In working with child custody cases mental health professionals often report clear evidence that an alienating parent is deliberately and knowingly manipulating the child. Even when the manipulation is subtle or operating on an unconscious level, this manipulation and suggestion results because of the power imbalance between parent and child.
There is an extensive body of published work that clearly identifies the behavior of alienating parents as abusive.
Dr. Warshak has numerous works, there are continual updates to this body of literature. In virtually every study the inflicting of PA is commonly documented to be the result of an alienating parent. These studies lend clear support to the position that the core problem in PA is between the alienating parent and the child.
In some studies other parties, such as relatives and professionals, contribute to the alienation. Some authors have drawn attention to the unanticipated and inadvertent damage caused by some psychotherapists and custody evaluators whose intervention and recommendations reflect an inadequate understanding of PA.

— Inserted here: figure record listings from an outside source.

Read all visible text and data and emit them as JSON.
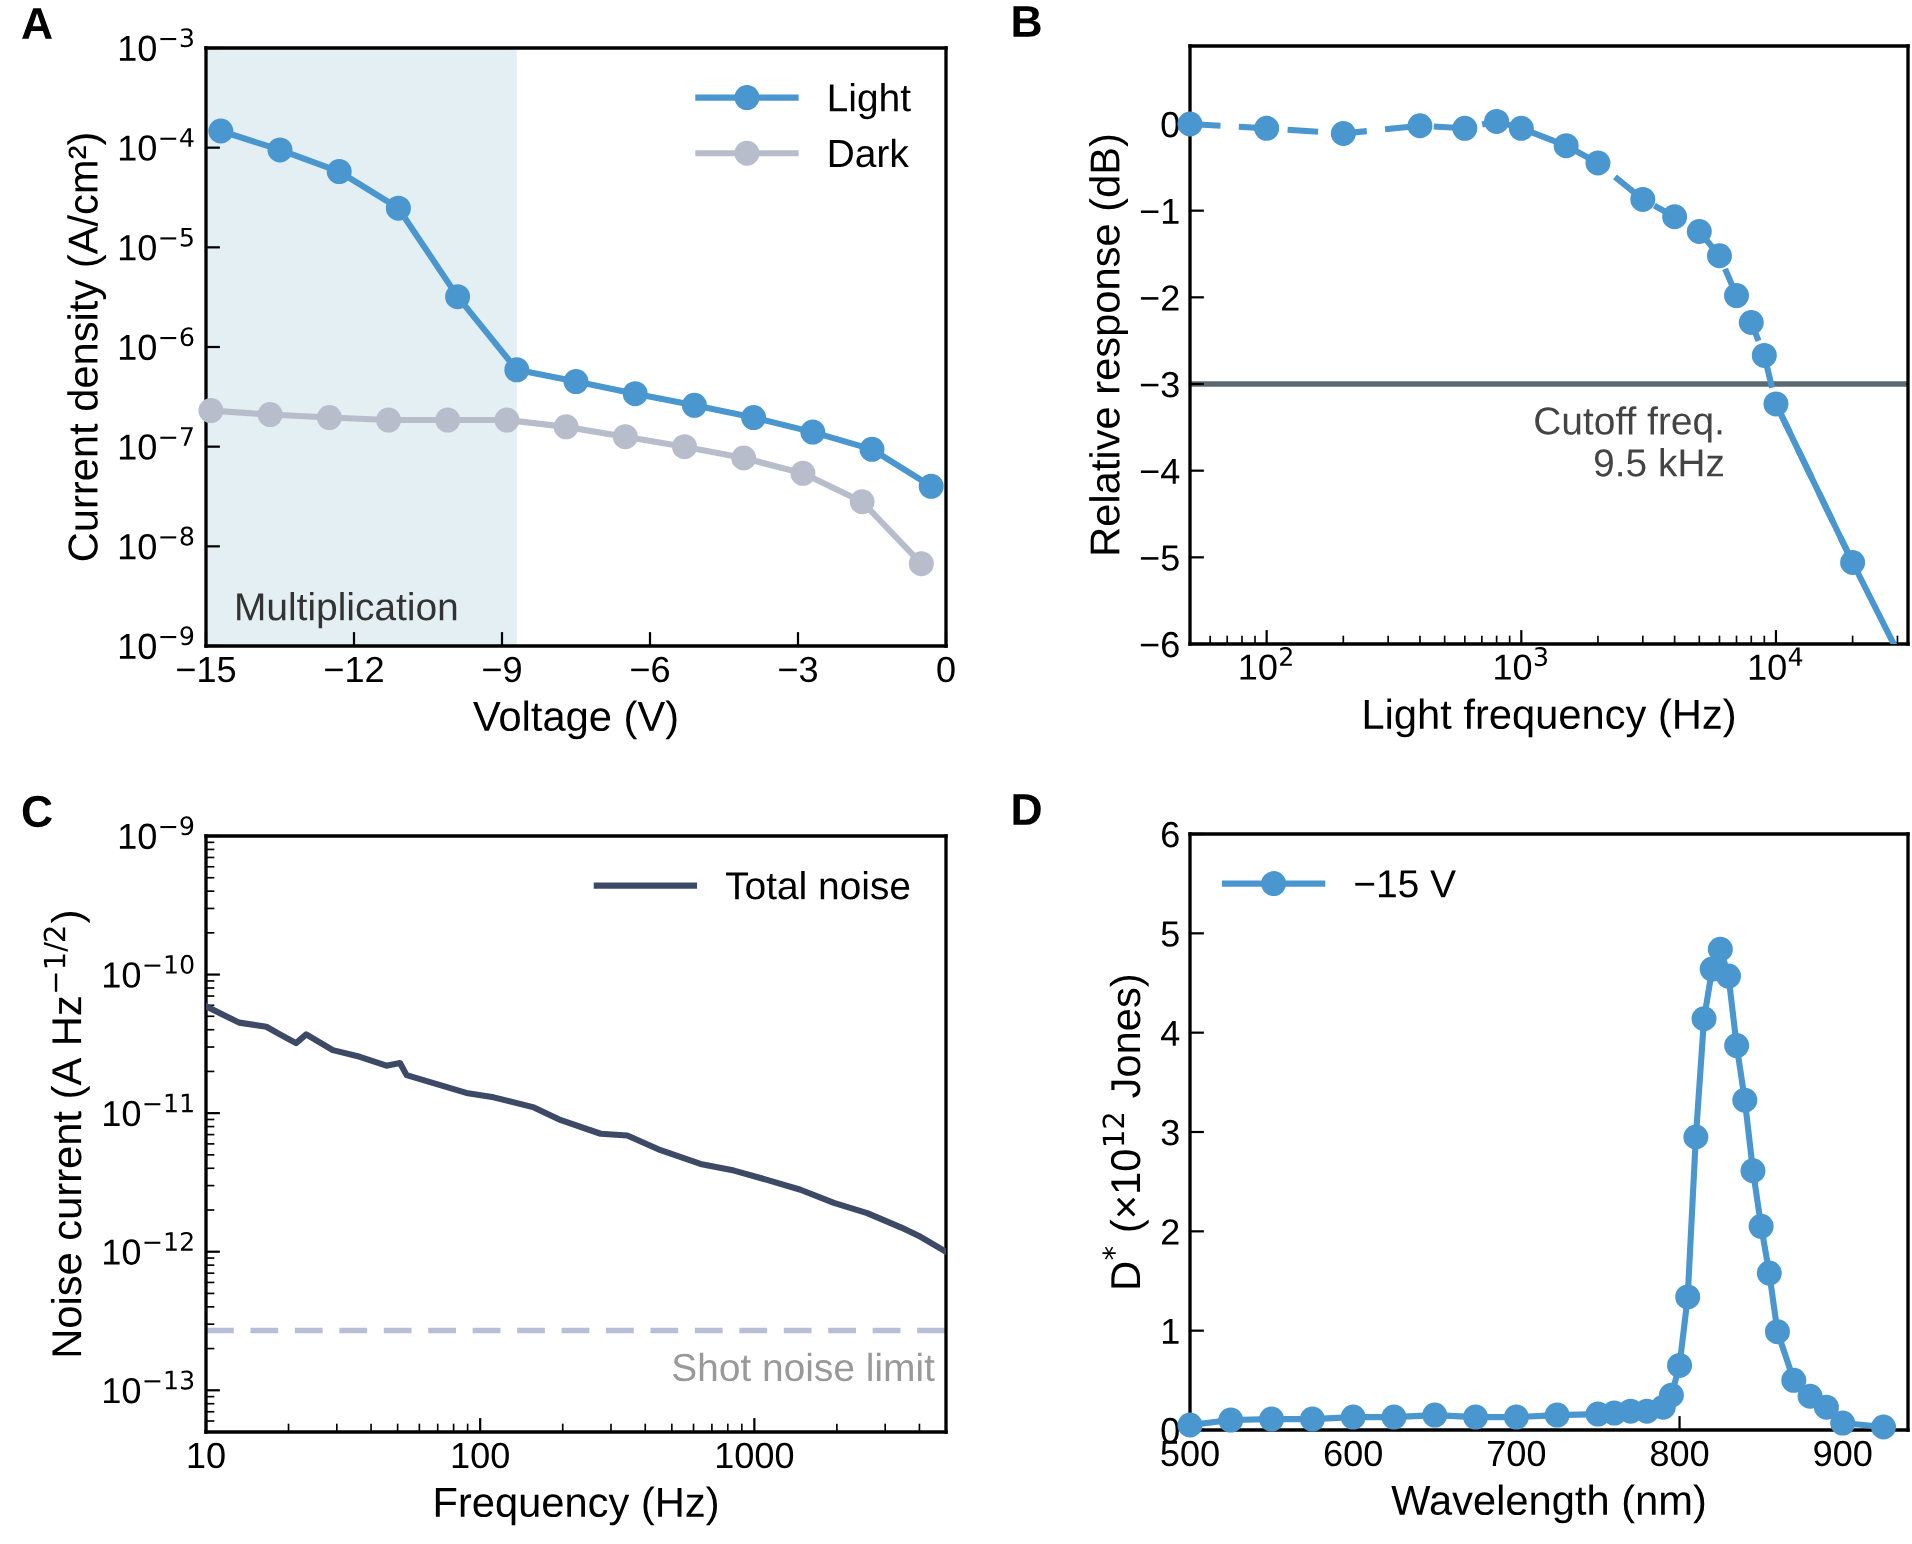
{
  "chart_data": [
    {
      "type": "line",
      "annotations": [
        "A"
      ],
      "xlabel": "Voltage (V)",
      "ylabel": "Current density (A/cm²)",
      "log": "y",
      "marker": "circle",
      "legend": "top right",
      "xlim": [
        -15,
        0
      ],
      "xticks": [
        {
          "value": -15,
          "label": "−15"
        },
        {
          "value": -12,
          "label": "−12"
        },
        {
          "value": -9,
          "label": "−9"
        },
        {
          "value": -6,
          "label": "−6"
        },
        {
          "value": -3,
          "label": "−3"
        },
        {
          "value": 0,
          "label": "0"
        }
      ],
      "ylim": [
        1e-09,
        0.001
      ],
      "yticks": [
        {
          "value": 1e-09,
          "label": "10$^{−9}$"
        },
        {
          "value": 1e-08,
          "label": "10$^{−8}$"
        },
        {
          "value": 1e-07,
          "label": "10$^{−7}$"
        },
        {
          "value": 1e-06,
          "label": "10$^{−6}$"
        },
        {
          "value": 1e-05,
          "label": "10$^{−5}$"
        },
        {
          "value": 0.0001,
          "label": "10$^{−4}$"
        },
        {
          "value": 0.001,
          "label": "10$^{−3}$"
        }
      ],
      "bands": [
        {
          "axis": "x",
          "from": -15,
          "to": -8.7,
          "label": "Multiplication",
          "color": "#e3eff2"
        }
      ],
      "series": [
        {
          "name": "Light",
          "color": "#4a97d0",
          "x": [
            -14.7,
            -13.5,
            -12.3,
            -11.1,
            -9.9,
            -8.7,
            -7.5,
            -6.3,
            -5.1,
            -3.9,
            -2.7,
            -1.5,
            -0.3
          ],
          "values": [
            0.000147,
            9.5e-05,
            5.75e-05,
            2.47e-05,
            3.2e-06,
            5.9e-07,
            4.5e-07,
            3.4e-07,
            2.6e-07,
            1.96e-07,
            1.4e-07,
            9.4e-08,
            4e-08
          ]
        },
        {
          "name": "Dark",
          "color": "#b8bdcc",
          "x": [
            -14.9,
            -13.7,
            -12.5,
            -11.3,
            -10.1,
            -8.9,
            -7.7,
            -6.5,
            -5.3,
            -4.1,
            -2.9,
            -1.7,
            -0.5
          ],
          "values": [
            2.3e-07,
            2.1e-07,
            1.96e-07,
            1.85e-07,
            1.85e-07,
            1.85e-07,
            1.58e-07,
            1.26e-07,
            1e-07,
            7.7e-08,
            5.4e-08,
            2.8e-08,
            6.7e-09
          ]
        }
      ]
    },
    {
      "type": "line",
      "annotations": [
        "B"
      ],
      "xlabel": "Light frequency (Hz)",
      "ylabel": "Relative response (dB)",
      "log": "x",
      "xlim": [
        50,
        33000
      ],
      "xticks": [
        {
          "value": 100,
          "label": "10$^{2}$"
        },
        {
          "value": 1000,
          "label": "10$^{3}$"
        },
        {
          "value": 10000,
          "label": "10$^{4}$"
        }
      ],
      "ylim": [
        -6,
        0.9
      ],
      "yticks": [
        {
          "value": -6,
          "label": "−6"
        },
        {
          "value": -5,
          "label": "−5"
        },
        {
          "value": -4,
          "label": "−4"
        },
        {
          "value": -3,
          "label": "−3"
        },
        {
          "value": -2,
          "label": "−2"
        },
        {
          "value": -1,
          "label": "−1"
        },
        0
      ],
      "ref_lines": [
        {
          "axis": "y",
          "value": -3,
          "label": "Cutoff freq.\n9.5 kHz",
          "color": "#5b6a72"
        }
      ],
      "series": [
        {
          "color": "#4a97d0",
          "marker": "circle",
          "line_style": "dashed",
          "x": [
            50,
            100,
            200,
            400,
            600,
            800,
            1000,
            1500,
            2000,
            3000,
            4000,
            5000,
            6000,
            7000,
            8000,
            9000,
            10000,
            20000
          ],
          "values": [
            0,
            -0.05,
            -0.11,
            -0.02,
            -0.05,
            0.03,
            -0.05,
            -0.25,
            -0.45,
            -0.87,
            -1.07,
            -1.24,
            -1.52,
            -1.98,
            -2.29,
            -2.67,
            -3.23,
            -5.06
          ]
        },
        {
          "color": "#4a97d0",
          "marker": "none",
          "line_style": "solid",
          "x": [
            10000,
            20000,
            29000
          ],
          "values": [
            -3.23,
            -5.06,
            -6
          ]
        }
      ]
    },
    {
      "type": "line",
      "annotations": [
        "C"
      ],
      "xlabel": "Frequency (Hz)",
      "ylabel": "Noise current (A Hz$^{−1/2}$)",
      "log": "xy",
      "marker": "none",
      "legend": "top right",
      "xlim": [
        10,
        5000
      ],
      "xticks": [
        10,
        100,
        1000
      ],
      "ylim": [
        5e-14,
        1e-09
      ],
      "yticks": [
        {
          "value": 1e-13,
          "label": "10$^{−13}$"
        },
        {
          "value": 1e-12,
          "label": "10$^{−12}$"
        },
        {
          "value": 1e-11,
          "label": "10$^{−11}$"
        },
        {
          "value": 1e-10,
          "label": "10$^{−10}$"
        },
        {
          "value": 1e-09,
          "label": "10$^{−9}$"
        }
      ],
      "ref_lines": [
        {
          "axis": "y",
          "value": 2.7e-13,
          "label": "Shot noise limit",
          "color": "#b8bfd4",
          "line_style": "dashed"
        }
      ],
      "series": [
        {
          "name": "Total noise",
          "color": "#3d4a66",
          "x": [
            10,
            13.2,
            16.6,
            18.6,
            21.3,
            23.2,
            29,
            36.4,
            45.5,
            51,
            53.9,
            71,
            89,
            112,
            157,
            197,
            275,
            344,
            455,
            636,
            843,
            1112,
            1473,
            1950,
            2580,
            3420,
            4040,
            5000
          ],
          "values": [
            5.9e-11,
            4.5e-11,
            4.2e-11,
            3.7e-11,
            3.2e-11,
            3.7e-11,
            2.85e-11,
            2.55e-11,
            2.2e-11,
            2.3e-11,
            1.88e-11,
            1.6e-11,
            1.4e-11,
            1.3e-11,
            1.1e-11,
            8.9e-12,
            7.1e-12,
            6.9e-12,
            5.4e-12,
            4.3e-12,
            3.85e-12,
            3.3e-12,
            2.8e-12,
            2.25e-12,
            1.9e-12,
            1.5e-12,
            1.28e-12,
            1e-12
          ]
        }
      ]
    },
    {
      "type": "line",
      "annotations": [
        "D"
      ],
      "xlabel": "Wavelength (nm)",
      "ylabel": "D$^{*}$ (×10$^{12}$ Jones)",
      "marker": "circle",
      "legend": "top left",
      "xlim": [
        500,
        940
      ],
      "xticks": [
        500,
        600,
        700,
        800,
        900
      ],
      "ylim": [
        0,
        6
      ],
      "yticks": [
        0,
        1,
        2,
        3,
        4,
        5,
        6
      ],
      "series": [
        {
          "name": "−15 V",
          "color": "#4a97d0",
          "x": [
            500,
            525,
            550,
            575,
            600,
            625,
            650,
            675,
            700,
            725,
            750,
            760,
            770,
            780,
            790,
            795,
            800,
            805,
            810,
            815,
            820,
            825,
            830,
            835,
            840,
            845,
            850,
            855,
            860,
            870,
            880,
            890,
            900,
            925
          ],
          "values": [
            0.05,
            0.1,
            0.11,
            0.11,
            0.13,
            0.13,
            0.15,
            0.13,
            0.13,
            0.15,
            0.16,
            0.17,
            0.19,
            0.19,
            0.23,
            0.35,
            0.65,
            1.34,
            2.95,
            4.14,
            4.64,
            4.84,
            4.57,
            3.87,
            3.32,
            2.61,
            2.05,
            1.58,
            0.99,
            0.5,
            0.34,
            0.23,
            0.07,
            0.03
          ]
        }
      ]
    }
  ]
}
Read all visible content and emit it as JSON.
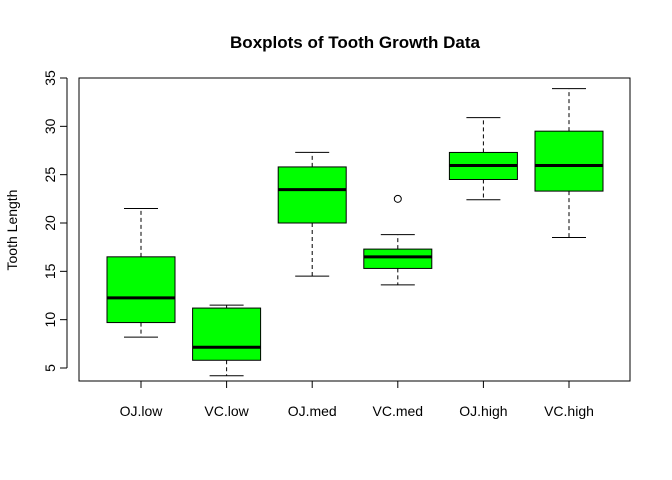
{
  "chart_data": {
    "type": "boxplot",
    "title": "Boxplots of Tooth Growth Data",
    "xlabel": "",
    "ylabel": "Tooth Length",
    "ylim": [
      4,
      35
    ],
    "yticks": [
      5,
      10,
      15,
      20,
      25,
      30,
      35
    ],
    "grid": false,
    "legend": "none",
    "box_color": "#00ff00",
    "categories": [
      "OJ.low",
      "VC.low",
      "OJ.med",
      "VC.med",
      "OJ.high",
      "VC.high"
    ],
    "boxes": [
      {
        "min": 8.2,
        "q1": 9.7,
        "median": 12.25,
        "q3": 16.5,
        "max": 21.5,
        "outliers": []
      },
      {
        "min": 4.2,
        "q1": 5.8,
        "median": 7.15,
        "q3": 11.2,
        "max": 11.5,
        "outliers": []
      },
      {
        "min": 14.5,
        "q1": 20.0,
        "median": 23.45,
        "q3": 25.8,
        "max": 27.3,
        "outliers": []
      },
      {
        "min": 13.6,
        "q1": 15.3,
        "median": 16.5,
        "q3": 17.3,
        "max": 18.8,
        "outliers": [
          22.5
        ]
      },
      {
        "min": 22.4,
        "q1": 24.5,
        "median": 25.95,
        "q3": 27.3,
        "max": 30.9,
        "outliers": []
      },
      {
        "min": 18.5,
        "q1": 23.3,
        "median": 25.95,
        "q3": 29.5,
        "max": 33.9,
        "outliers": []
      }
    ]
  }
}
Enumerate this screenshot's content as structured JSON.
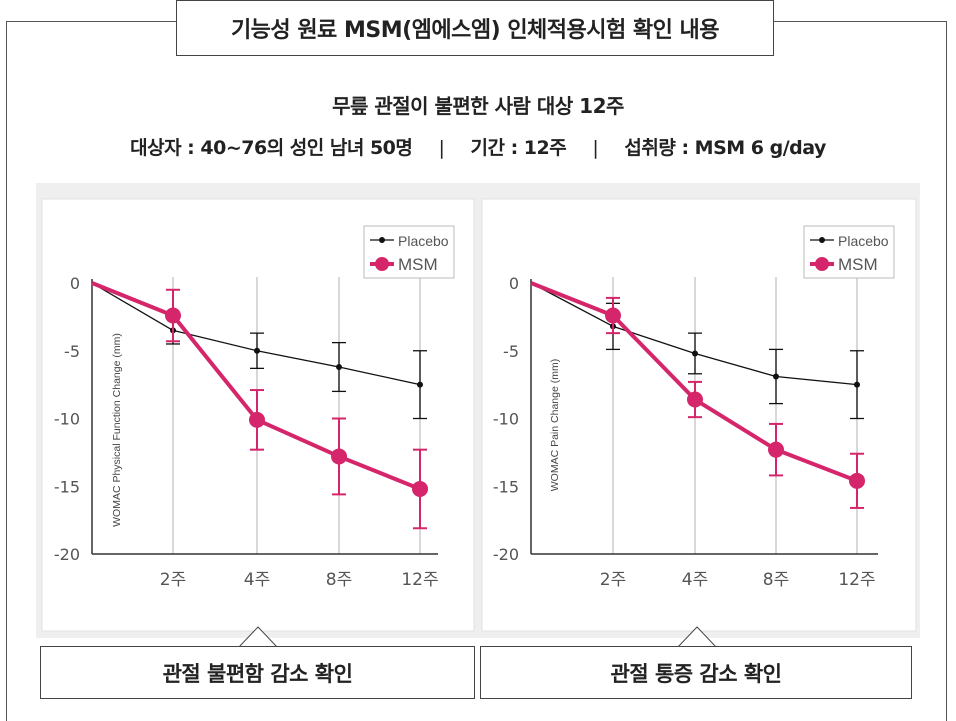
{
  "title": "기능성 원료 MSM(엠에스엠) 인체적용시험 확인 내용",
  "subtitle_line1": "무릎 관절이 불편한 사람 대상 12주",
  "subtitle_line2": {
    "subjects": "대상자 : 40~76의 성인 남녀 50명",
    "separator": "|",
    "period": "기간 : 12주",
    "dose": "섭취량 : MSM 6 g/day"
  },
  "colors": {
    "placebo": "#111111",
    "msm": "#d6266b",
    "grid": "#cccccc",
    "panel_bg": "#efefef"
  },
  "chart_data": [
    {
      "type": "line",
      "caption": "관절 불편함 감소 확인",
      "ylabel": "WOMAC Physical Function Change (mm)",
      "categories": [
        "",
        "2주",
        "4주",
        "8주",
        "12주"
      ],
      "x": [
        0,
        2,
        4,
        8,
        12
      ],
      "ylim": [
        -20,
        0
      ],
      "yticks": [
        "0",
        "-5",
        "-10",
        "-15",
        "-20"
      ],
      "ytick_values": [
        0,
        -5,
        -10,
        -15,
        -20
      ],
      "grid": "vertical",
      "legend": "top-right",
      "series": [
        {
          "name": "Placebo",
          "values": [
            0,
            -3.5,
            -5.0,
            -6.2,
            -7.5
          ],
          "error": [
            0,
            1.0,
            1.3,
            1.8,
            2.5
          ]
        },
        {
          "name": "MSM",
          "values": [
            0,
            -2.4,
            -10.1,
            -12.8,
            -15.2
          ],
          "error": [
            0,
            1.9,
            2.2,
            2.8,
            2.9
          ]
        }
      ]
    },
    {
      "type": "line",
      "caption": "관절 통증 감소 확인",
      "ylabel": "WOMAC Pain Change (mm)",
      "categories": [
        "",
        "2주",
        "4주",
        "8주",
        "12주"
      ],
      "x": [
        0,
        2,
        4,
        8,
        12
      ],
      "ylim": [
        -20,
        0
      ],
      "yticks": [
        "0",
        "-5",
        "-10",
        "-15",
        "-20"
      ],
      "ytick_values": [
        0,
        -5,
        -10,
        -15,
        -20
      ],
      "grid": "vertical",
      "legend": "top-right",
      "series": [
        {
          "name": "Placebo",
          "values": [
            0,
            -3.2,
            -5.2,
            -6.9,
            -7.5
          ],
          "error": [
            0,
            1.7,
            1.5,
            2.0,
            2.5
          ]
        },
        {
          "name": "MSM",
          "values": [
            0,
            -2.4,
            -8.6,
            -12.3,
            -14.6
          ],
          "error": [
            0,
            1.3,
            1.3,
            1.9,
            2.0
          ]
        }
      ]
    }
  ]
}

Many professionals accept as valid a child’s criticisms of a target parent and thus the professional perpetuates and fosters PA. In Florida, continuing education for psychologists on assessing sexual abuse cases includes the presumption that abuse allegations by children are usually true and should be readily accepted. Of course this is in total denial of the work by such researchers as Stephen Ceci, author of the book Jeopardy in the Courtroom, published by the American Psychological Association.
In our work in this area, we need to be very comprehensive in confirming or disconfirming hypotheses relative to the etiology of PA in any particular case. This is an extremely complex area of investigation that requires multiple data sources.